The hush-hush policy that Indian cricket typically adopts is no doubt the reason for the utter lack of trust between the players and the media. Media management with respect to Indian cricket has seldom been professionally handled by the establishment. Office bearers of the Board of Control for Cricket in India (BCCI) typically act as media managers on tours, often with disastrous results.

It is also evident that the India media is usually out to rip apart the players and their reputations at the first opportunity. That makes the Indian media seem objective in its approach to reporting on cricket. But is it? Aren’t some reporters out to get players whom they think are past their prime (though they may not be), or who have annoyed them in some way? Aren’t there planted stories for or against a player at times?

The Indian captain himself does not appear to have endeared himself to the media by staying away from official briefings unless absolutely necessary. Junior players like Ravichandran Ashwin have been pushed to the firing line to answer probing posers from the press. They have failed miserably to handle the volley of questions that have been thrown at them following each successive defeat.

What has worsened matters is the fact that recent negative stories published in India have been accessible to the players through the internet and have obviously had a demoralising effect upon them. While there is no excuse for the calamitous show that Team India has put up on recent tours, it is a fact that adverse media coverage of non-cricketing issues has clearly exacerbated the pressure that it has to withstand.

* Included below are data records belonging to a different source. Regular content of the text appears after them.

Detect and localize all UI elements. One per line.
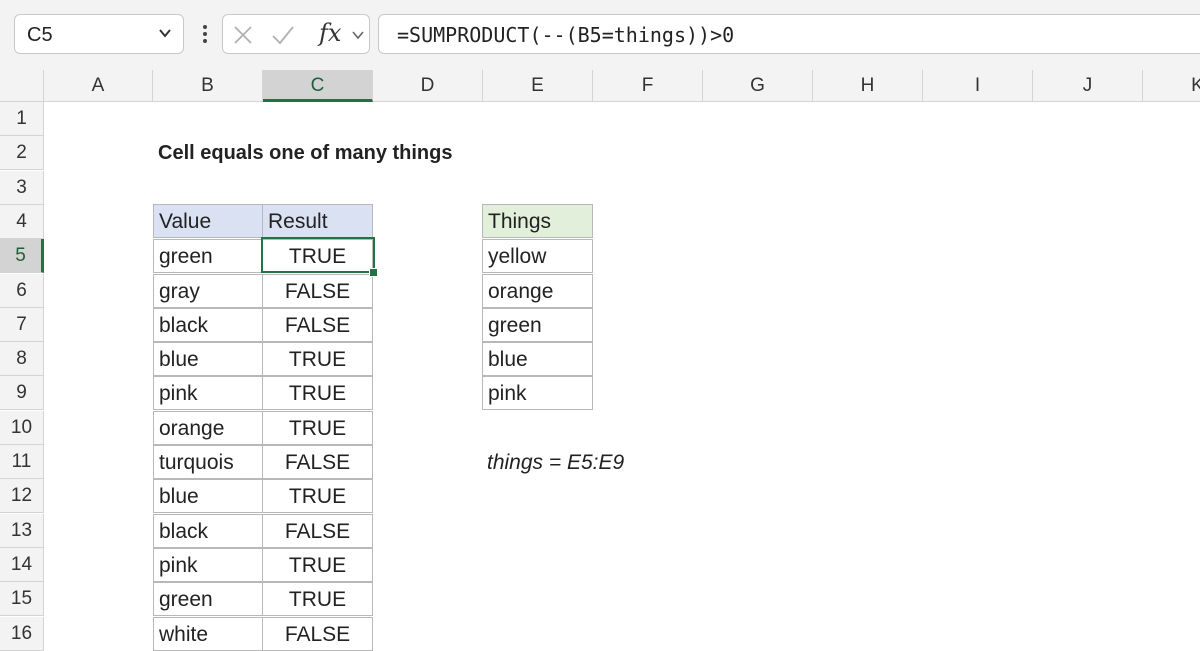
value-cell[interactable]: black <box>153 514 263 548</box>
value-cell[interactable]: turquois <box>153 445 263 479</box>
column-header-g[interactable]: G <box>703 70 813 102</box>
row-header-1[interactable]: 1 <box>0 102 44 136</box>
column-header-b[interactable]: B <box>153 70 263 102</box>
result-cell[interactable]: FALSE <box>262 617 373 651</box>
column-header-h[interactable]: H <box>813 70 923 102</box>
column-header-e[interactable]: E <box>483 70 593 102</box>
things-cell[interactable]: yellow <box>482 239 593 273</box>
value-cell[interactable]: green <box>153 582 263 616</box>
row-header-6[interactable]: 6 <box>0 274 44 308</box>
row-header-12[interactable]: 12 <box>0 479 44 513</box>
sheet-title[interactable]: Cell equals one of many things <box>153 136 553 170</box>
things-cell[interactable]: blue <box>482 342 593 376</box>
result-header[interactable]: Result <box>262 204 373 238</box>
value-cell[interactable]: blue <box>153 342 263 376</box>
value-cell[interactable]: pink <box>153 548 263 582</box>
value-cell[interactable]: green <box>153 239 263 273</box>
value-cell[interactable]: gray <box>153 274 263 308</box>
row-header-16[interactable]: 16 <box>0 617 44 651</box>
result-cell[interactable]: TRUE <box>262 479 373 513</box>
formula-toolbar: C5 fx =SUMPRODUCT(--(B5=things))>0 <box>0 0 1200 70</box>
chevron-down-icon[interactable] <box>157 25 173 41</box>
cancel-icon[interactable] <box>233 25 253 45</box>
spreadsheet-grid[interactable]: ABCDEFGHIJK 1 2 3 4 5 6 7 8 9 10 11 12 13 14 15 16 Cell… <box>0 70 1200 651</box>
row-header-10[interactable]: 10 <box>0 411 44 445</box>
fill-handle[interactable] <box>369 268 378 277</box>
value-cell[interactable]: pink <box>153 376 263 410</box>
row-header-8[interactable]: 8 <box>0 342 44 376</box>
result-cell[interactable]: TRUE <box>262 582 373 616</box>
formula-bar[interactable]: =SUMPRODUCT(--(B5=things))>0 <box>378 14 1200 54</box>
things-cell[interactable]: pink <box>482 376 593 410</box>
result-cell[interactable]: FALSE <box>262 274 373 308</box>
things-cell[interactable]: green <box>482 308 593 342</box>
row-header-9[interactable]: 9 <box>0 376 44 410</box>
value-header[interactable]: Value <box>153 204 263 238</box>
column-header-j[interactable]: J <box>1033 70 1143 102</box>
column-header-k[interactable]: K <box>1143 70 1200 102</box>
row-header-5[interactable]: 5 <box>0 239 44 273</box>
row-header-11[interactable]: 11 <box>0 445 44 479</box>
value-cell[interactable]: black <box>153 308 263 342</box>
row-header-7[interactable]: 7 <box>0 308 44 342</box>
result-cell[interactable]: FALSE <box>262 514 373 548</box>
value-cell[interactable]: blue <box>153 479 263 513</box>
things-cell[interactable]: orange <box>482 274 593 308</box>
select-all-corner[interactable] <box>0 70 44 102</box>
column-header-c[interactable]: C <box>263 70 373 102</box>
insert-function-icon[interactable]: fx <box>319 19 341 47</box>
result-cell[interactable]: FALSE <box>262 308 373 342</box>
result-cell[interactable]: TRUE <box>262 411 373 445</box>
value-cell[interactable]: orange <box>153 411 263 445</box>
column-header-f[interactable]: F <box>593 70 703 102</box>
row-header-3[interactable]: 3 <box>0 171 44 205</box>
named-range-note[interactable]: things = E5:E9 <box>482 446 782 480</box>
result-cell[interactable]: FALSE <box>262 445 373 479</box>
enter-check-icon[interactable] <box>271 24 295 46</box>
result-cell[interactable]: TRUE <box>262 342 373 376</box>
row-header-4[interactable]: 4 <box>0 205 44 239</box>
column-header-d[interactable]: D <box>373 70 483 102</box>
active-cell-border <box>261 237 375 273</box>
formula-text[interactable]: =SUMPRODUCT(--(B5=things))>0 <box>397 23 734 47</box>
name-box[interactable]: C5 <box>14 14 184 54</box>
things-header[interactable]: Things <box>482 204 593 238</box>
result-cell[interactable]: TRUE <box>262 376 373 410</box>
more-options-icon[interactable] <box>198 20 212 48</box>
value-cell[interactable]: white <box>153 617 263 651</box>
row-header-15[interactable]: 15 <box>0 582 44 616</box>
column-header-i[interactable]: I <box>923 70 1033 102</box>
formula-controls: fx <box>222 14 370 54</box>
row-header-13[interactable]: 13 <box>0 514 44 548</box>
result-cell[interactable]: TRUE <box>262 548 373 582</box>
name-box-value: C5 <box>27 24 53 46</box>
column-header-a[interactable]: A <box>44 70 153 102</box>
row-header-2[interactable]: 2 <box>0 136 44 170</box>
row-header-14[interactable]: 14 <box>0 548 44 582</box>
chevron-down-icon[interactable] <box>351 29 365 41</box>
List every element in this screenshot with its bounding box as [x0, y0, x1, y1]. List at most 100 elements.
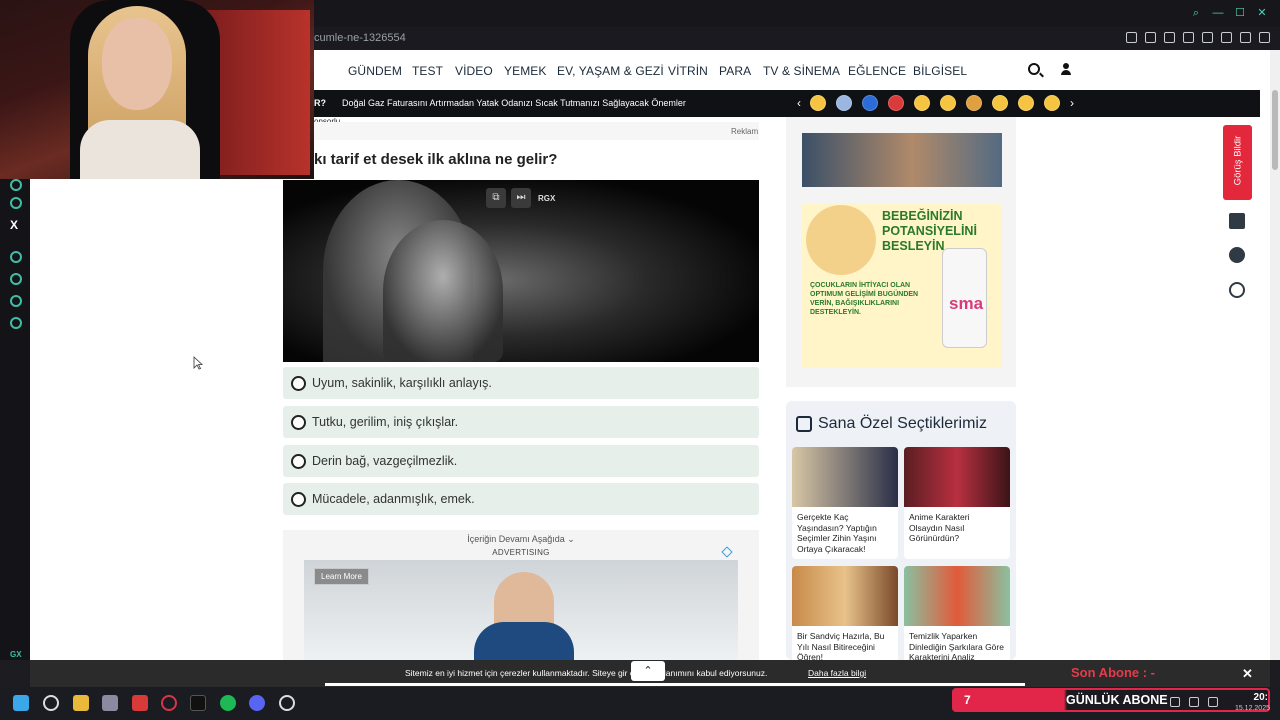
- comments-icon[interactable]: [1229, 247, 1245, 263]
- skip-icon[interactable]: ⏭: [511, 188, 531, 208]
- download-icon[interactable]: [1183, 32, 1194, 43]
- x-icon[interactable]: X: [10, 218, 18, 232]
- player-icon[interactable]: [10, 251, 22, 263]
- emoji-icon[interactable]: [810, 95, 826, 111]
- nav-item[interactable]: TV & SİNEMA: [763, 64, 840, 78]
- nav-item[interactable]: PARA: [719, 64, 751, 78]
- search-icon[interactable]: ⌕: [1190, 7, 1202, 19]
- vpn-icon[interactable]: [1164, 32, 1175, 43]
- arrow-square-icon: [796, 416, 812, 432]
- card-title: Bir Sandviç Hazırla, Bu Yılı Nasıl Bitir…: [797, 631, 885, 660]
- gx-icon[interactable]: [10, 179, 22, 191]
- nav-item[interactable]: EV, YAŞAM & GEZİ: [557, 64, 664, 78]
- minimize-icon[interactable]: —: [1212, 7, 1224, 19]
- share-icon[interactable]: [1229, 282, 1245, 298]
- opera-gx-icon[interactable]: [161, 695, 177, 711]
- menu-icon[interactable]: [1259, 32, 1270, 43]
- close-icon[interactable]: ✕: [1256, 7, 1268, 19]
- account-icon[interactable]: [1240, 32, 1251, 43]
- recommended-section: Sana Özel Seçtiklerimiz Gerçekte Kaç Yaş…: [786, 401, 1016, 660]
- emoji-icon[interactable]: [914, 95, 930, 111]
- ad-person-shirt: [474, 622, 574, 660]
- window-controls: ⌕ — ☐ ✕: [1190, 7, 1268, 19]
- pip-icon[interactable]: ⧉: [486, 188, 506, 208]
- history-icon[interactable]: [10, 273, 22, 285]
- scroll-up-button[interactable]: ⌃: [631, 661, 665, 681]
- user-icon[interactable]: [1060, 63, 1072, 75]
- nav-item[interactable]: VİTRİN: [668, 64, 708, 78]
- recommended-card[interactable]: Gerçekte Kaç Yaşındasın? Yaptığın Seçiml…: [792, 447, 898, 559]
- url-text[interactable]: cumle-ne-1326554: [314, 32, 406, 44]
- banner-ad[interactable]: [802, 133, 1002, 187]
- play-icon[interactable]: [1202, 32, 1213, 43]
- date[interactable]: 15.12.2025: [1226, 705, 1270, 712]
- option-label: Uyum, sakinlik, karşılıklı anlayış.: [312, 376, 492, 390]
- discord-icon[interactable]: [249, 695, 265, 711]
- scrollbar-thumb[interactable]: [1272, 90, 1278, 170]
- card-title: Gerçekte Kaç Yaşındasın? Yaptığın Seçiml…: [797, 512, 877, 554]
- nav-item[interactable]: VİDEO: [455, 64, 493, 78]
- emoji-icon[interactable]: [1044, 95, 1060, 111]
- maximize-icon[interactable]: ☐: [1234, 7, 1246, 19]
- app-icon[interactable]: [279, 695, 295, 711]
- system-tray: [1170, 697, 1218, 707]
- whatsapp-icon[interactable]: [10, 197, 22, 209]
- quiz-option[interactable]: Uyum, sakinlik, karşılıklı anlayış.: [283, 367, 759, 399]
- section-title: Sana Özel Seçtiklerimiz: [818, 415, 987, 432]
- emoji-icon[interactable]: [888, 95, 904, 111]
- recommended-card[interactable]: Anime Karakteri Olsaydın Nasıl Görünürdü…: [904, 447, 1010, 559]
- volume-icon[interactable]: [1208, 697, 1218, 707]
- radio-button[interactable]: [291, 376, 306, 391]
- mic-icon[interactable]: [1170, 697, 1180, 707]
- continue-label[interactable]: İçeriğin Devamı Aşağıda ⌄: [283, 534, 759, 545]
- reaction-emojis: [810, 95, 1060, 111]
- extensions-icon[interactable]: [10, 295, 22, 307]
- emoji-icon[interactable]: [862, 95, 878, 111]
- formula-ad[interactable]: BEBEĞİNİZİN POTANSİYELİNİ BESLEYİN ÇOCUK…: [802, 203, 1002, 368]
- display-icon[interactable]: [1189, 697, 1199, 707]
- emoji-icon[interactable]: [940, 95, 956, 111]
- radio-button[interactable]: [291, 492, 306, 507]
- quiz-option[interactable]: Mücadele, adanmışlık, emek.: [283, 483, 759, 515]
- recommended-card[interactable]: Bir Sandviç Hazırla, Bu Yılı Nasıl Bitir…: [792, 566, 898, 660]
- screenshot-icon[interactable]: [1145, 32, 1156, 43]
- chevron-left-icon[interactable]: ‹: [797, 96, 801, 110]
- settings-icon[interactable]: [10, 317, 22, 329]
- ad-video[interactable]: Learn More: [304, 560, 738, 660]
- page-scrollbar[interactable]: [1270, 50, 1280, 660]
- bookmark-icon[interactable]: [1126, 32, 1137, 43]
- file-explorer-icon[interactable]: [73, 695, 89, 711]
- emoji-icon[interactable]: [836, 95, 852, 111]
- nav-item[interactable]: TEST: [412, 64, 443, 78]
- ticker-headline[interactable]: Doğal Gaz Faturasını Artırmadan Yatak Od…: [342, 98, 686, 108]
- cookie-close-button[interactable]: ✕: [1242, 666, 1253, 682]
- recommended-card[interactable]: Temizlik Yaparken Dinlediğin Şarkılara G…: [904, 566, 1010, 660]
- feedback-button[interactable]: Görüş Bildir: [1223, 125, 1252, 200]
- app-icon[interactable]: [132, 695, 148, 711]
- learn-more-button[interactable]: Learn More: [314, 568, 369, 585]
- nav-item[interactable]: YEMEK: [504, 64, 547, 78]
- spotify-icon[interactable]: [220, 695, 236, 711]
- app-icon[interactable]: [102, 695, 118, 711]
- search-icon[interactable]: [43, 695, 59, 711]
- quiz-option[interactable]: Derin bağ, vazgeçilmezlik.: [283, 445, 759, 477]
- nav-item[interactable]: GÜNDEM: [348, 64, 402, 78]
- bookmark-add-icon[interactable]: [1229, 213, 1245, 229]
- card-image: [904, 566, 1010, 626]
- app-icon[interactable]: [190, 695, 206, 711]
- webcam-body: [80, 120, 200, 179]
- search-icon[interactable]: [1028, 63, 1040, 75]
- nav-item[interactable]: BİLGİSEL: [913, 64, 967, 78]
- heart-icon[interactable]: [1221, 32, 1232, 43]
- emoji-icon[interactable]: [992, 95, 1008, 111]
- start-icon[interactable]: [13, 695, 29, 711]
- radio-button[interactable]: [291, 415, 306, 430]
- clock[interactable]: 20:: [1230, 692, 1268, 703]
- nav-item[interactable]: EĞLENCE: [848, 64, 906, 78]
- quiz-option[interactable]: Tutku, gerilim, iniş çıkışlar.: [283, 406, 759, 438]
- cookie-more-link[interactable]: Daha fazla bilgi: [808, 668, 866, 678]
- emoji-icon[interactable]: [966, 95, 982, 111]
- radio-button[interactable]: [291, 454, 306, 469]
- emoji-icon[interactable]: [1018, 95, 1034, 111]
- chevron-right-icon[interactable]: ›: [1070, 96, 1074, 110]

The media manager on the current tour, GS Walia, has been the prime target of some of the stories. His faltering tone and fumbling ways have become the butt of ridicule. Not a professional media manager, he has done the best that he could, but not endeared himself to the Indian media contingent that is accompanying the team. Newspapers have been having their fun by publishing details of Walia’s media conferences ad-nauseam. His pet phrases like “Let us be positive” and “Let us not analyse too much (sic)” have already become part of cricketing folklore.

The Indian Team and cricket correspondents on the tour have, it seems, been at loggerheads. The diabolical display of the team on the field has obviously impacted the entire ecosystem within and around Team India. The mood of the media-persons on tour is thus probably just as foul as is that of the players themselves.

The news of the tension between senior players is sensational without doubt. There has been talk of a big divide within the team, with players taking one side or the other, thereby indicating that a major crisis looms large in Indian cricket. A team which won the World Cup just ten months ago has been beaten badly by England and Australia both in Test matches and ODIs since then. India did hit back with a 5-0 thrashing of the visiting Englishmen after their disastrous summer in the away series and did wallop the Windies too, but those home wins were like bright blips in a murky sky.

The nightmarish sequence of losses in Australia has dented India’s stock no end. India’s batsmen, bowlers and fielders have all failed to put up any worthwhile performance against a young energetic Australian team and now against a resurgent Sri Lankan side.

It was in this grim scenario that rumours of a chasm in the dressing room started emanating from Down Under. These were soon strengthened by startling statements from Dhoni and Sehwag that set the cat-among the pigeons. Dhoni stated that the seniors in the team were slow movers on the field. Hence a rotation policy was adopted whereby only two of Sehwag, Gautam Gambhir or Sachin Tendulkar would play per match. Sehwag on the other hand defended his own fielding by saying that he took a diving catch very recently and added that he’d been told by Dhoni that the rotation policy was introduced only to provide more experience to younger players.

Newspapers have been acerbic in their tone and tenor while reacting to the issue. Reporters have highlighted the fact that the problem started as far back as 2007 when the burly opener was left out of the playing XI in the World T- 20 Final against Pakistan which India won in dramatic fashion.  The coverage of the feud has now attained mega-proportions, with the team continuing to perform disastrously.

The BCCI stepped in and issued a statement to the effect that the team had been asked to ensure unity and to avoid public statements of the sort. Dhoni himself denied that he has a problem with Sehwag and promptly tried to prove that by allowing the latter to bowl as many as nine overs in the loss to the Aussies on Sunday. Alarming whispers emanating from insiders in the know have only heightened perceptions that the rift is likely to widen and worsen in the days to come.

But a long term solution to the major rift, that between Team India and the Indian media, has to be found by the BCCI very soon. The Board needs to appoint professionals to manage the media on tour and at home. With the cricketers under so much scrutiny all year round, only a capable team led by a Director of Communication would help the BCCI in handling the prowling press.

Till then, the players had better watch out. The darlings of the nation may become fall-guys and punching bags if relations between the team and the media that covers it do not improve soon enough. We shall be watching too.